REKLAMI GEÇ

80 metrekarelik atölyeden fabrikaya

9 Haziran 2015 Salı

 

denizli-kahve-sohbetleri-omer-cengel-h

Ömer Çengel… Sanayide çıraklık yaptı. Askerlik dönüşü baktı ki böyle gitmeyecek, şansını gurbette denemek istedi ve “ver elini Almanya” dedi. Tam 17 yıl yurt dışında kaldı. Çalıştı, kazandığıyla Almanya’da market açtı. Kazancı iyiydi ama memleket hasreti de dinmek bilmiyordu.

Türkiye’ye gelişlerinden birisinde kayınbiraderiyle ortak iş yapmaya karar verdiler. Bu da Almanya defterinin kapanmasına yetti. 1987’de memleketine döndü ve 80 metrekarelik bir atölyede iskele üretmeye başladılar. İşler gelişince üretim alanını büyütmeyi gerektirdi. Radikal bir kararla Organize Sanayi Bölgesi’nde arsa alıp 800 metrekare kapalı alana sahip Gökdelen İskele’nin fabrika binasını kurdular.

Şirket gelişti, sektörün öncülerinden oldu. Öyle ki Türk Standartları Enstitüsü’nin (TSE) kapısını çalıp, “standart belgesi istiyorum” dedi. TSE yönetimi şaşkındı, çünkü bu sektörle ilgili bir standart çalışmaları yoktu.
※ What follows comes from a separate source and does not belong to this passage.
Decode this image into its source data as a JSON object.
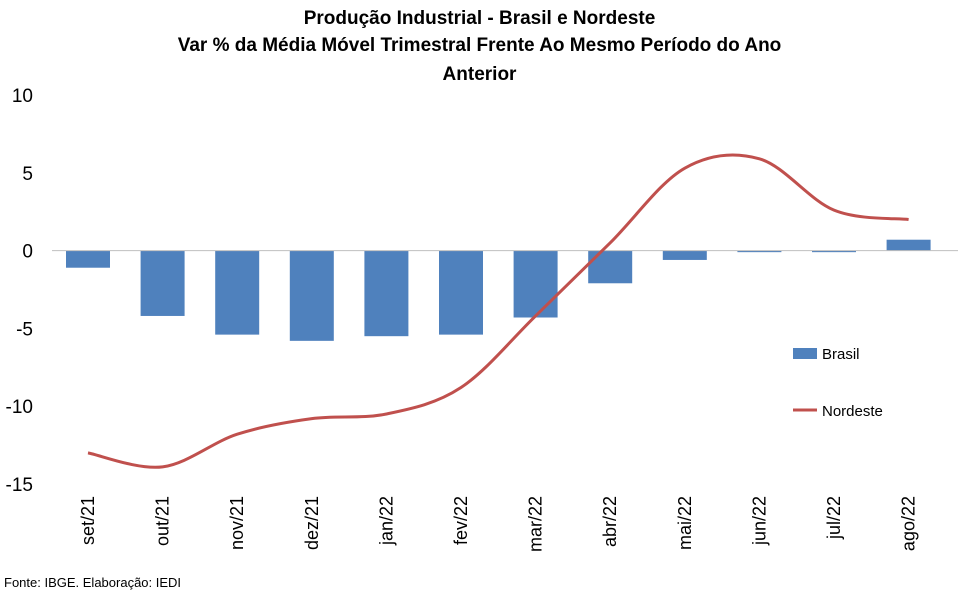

Deyim yerindeyse Ömer Çengel ve şirketin müdürü Akif Özçelik, bastıra bastıra bir standart oluşturulmasını sağladı. İlk başvuruyu yapan Gökdelen İskele Kalıp Sanayi ve Ticaret Limitet Şirketi, bu sektörde TSE belgesi alan ilk firma oldu.

Türkiye’de inşaat sektöründe faaliyet gösteren dev firmalar Denizli’de üretilen iskele ve kalıpları kullanıyor. Şimdi de Deniz Kuvvetleri Komutanlığı tershaneleri için iskele üretecek. Robot teknolojiyle üretim için de kolları sıvayıp yeni bir tesisi faaliyete geçirmek için çalışıyor.

ic-6

KAYINBİRADERİYLE ORTAK OLUP SEKTÖRE GİRDİ
Engin Ünal: Almanya’dan Türkiye’ye döndünüz, bir şeyler yapmak istiyorsunuz. Nasıl başladınız iş hayatına?

Ömer Çengel:1987 yılında Almanya’dan döndüm. Kayınbiraderim iyi bir sanatkardı, iskele işlerine başlamış. Ama çok talep olmadığından, siparişe göre üretim yapıyormuş. İkinci Sanayi Sitesi’nde 80 metrekare bir atölyesi var. İşi geliştirmek, büyütmek istiyordu. Bana “birlikte yapalım” diye teklif etti, böyle başladık.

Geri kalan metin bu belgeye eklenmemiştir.